Do not rely solely on weight or BMI in acute settings, as fluid administration and rapid tissue wasting can mask true nutritional status 1. In patients with kidney disease, BMI use in overhydrated patients may lead to underestimating malnutrition 3.
Recognize that cooperation is required for handgrip strength testing, and there is no absolute consensus on measurement protocols or standard reference values 3.
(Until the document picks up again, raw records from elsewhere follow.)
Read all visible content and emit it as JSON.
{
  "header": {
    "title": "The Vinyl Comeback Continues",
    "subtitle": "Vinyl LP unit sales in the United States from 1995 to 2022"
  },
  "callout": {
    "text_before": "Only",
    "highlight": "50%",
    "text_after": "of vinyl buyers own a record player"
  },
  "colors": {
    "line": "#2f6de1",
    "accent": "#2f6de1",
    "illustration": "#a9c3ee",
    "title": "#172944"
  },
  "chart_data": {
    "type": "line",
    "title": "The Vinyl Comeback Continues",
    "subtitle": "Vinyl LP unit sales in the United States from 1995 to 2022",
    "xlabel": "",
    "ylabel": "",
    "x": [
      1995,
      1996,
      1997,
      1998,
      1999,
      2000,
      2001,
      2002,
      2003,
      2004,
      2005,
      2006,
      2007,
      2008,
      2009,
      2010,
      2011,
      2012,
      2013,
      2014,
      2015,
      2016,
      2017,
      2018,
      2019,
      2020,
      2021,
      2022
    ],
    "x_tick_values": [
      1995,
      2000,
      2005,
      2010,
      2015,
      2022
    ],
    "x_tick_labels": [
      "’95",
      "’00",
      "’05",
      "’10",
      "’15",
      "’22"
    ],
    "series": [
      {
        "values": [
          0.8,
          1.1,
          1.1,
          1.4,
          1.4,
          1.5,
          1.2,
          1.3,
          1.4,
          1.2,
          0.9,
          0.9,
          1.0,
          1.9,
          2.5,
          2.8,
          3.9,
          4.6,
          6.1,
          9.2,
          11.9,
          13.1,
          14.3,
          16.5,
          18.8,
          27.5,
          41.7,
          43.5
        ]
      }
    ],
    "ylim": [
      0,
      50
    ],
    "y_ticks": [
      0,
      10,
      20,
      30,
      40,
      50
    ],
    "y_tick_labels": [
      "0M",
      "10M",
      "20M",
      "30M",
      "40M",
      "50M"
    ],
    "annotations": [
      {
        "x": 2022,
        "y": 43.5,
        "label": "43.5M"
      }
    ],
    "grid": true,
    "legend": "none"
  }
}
Classification by Severity
GLIM Criteria Framework
The Global Leadership Initiative on Malnutrition (GLIM) criteria require at least one phenotypic criterion (non-volitional weight loss, low BMI, or reduced muscle mass) AND one etiological criterion (reduced food intake/assimilation or disease burden/inflammation) for diagnosis 3. However, these criteria have not been validated in all hospitalized adult populations 3.
Types of PEM
- Mixed type (35% of hospitalized GI patients): depletion of fat, muscle protein, and visceral protein 2
- Kwashiorkor-like (24% of hospitalized GI patients): characterized by edema as the central feature, with visceral protein depletion predominating 2, 8
- Marasmus-like: primarily energy deficiency with severe wasting but preserved visceral proteins 8
Protein-Energy Wasting in Kidney Disease
In patients with chronic kidney disease, the term "protein-energy wasting" describes decreased body stores of protein and energy fuel (lean body mass and fat stores) associated with diminished functional capacity 3. This condition is highly prevalent, affecting 11-54% of non-dialysis CKD patients and 28-54% of hemodialysis patients 3, 4.
Prognostic Significance
Serum albumin <3.5 g/dL is associated with increased morbidity and mortality across multiple clinical settings 5, and the presence of PEM is strongly associated with higher rates of morbidity and mortality in dialysis patients 3, 4. Panhypoproteinemia (low total protein, albumin, and globulin) indicates more severe disease than isolated hypoalbuminemia 5.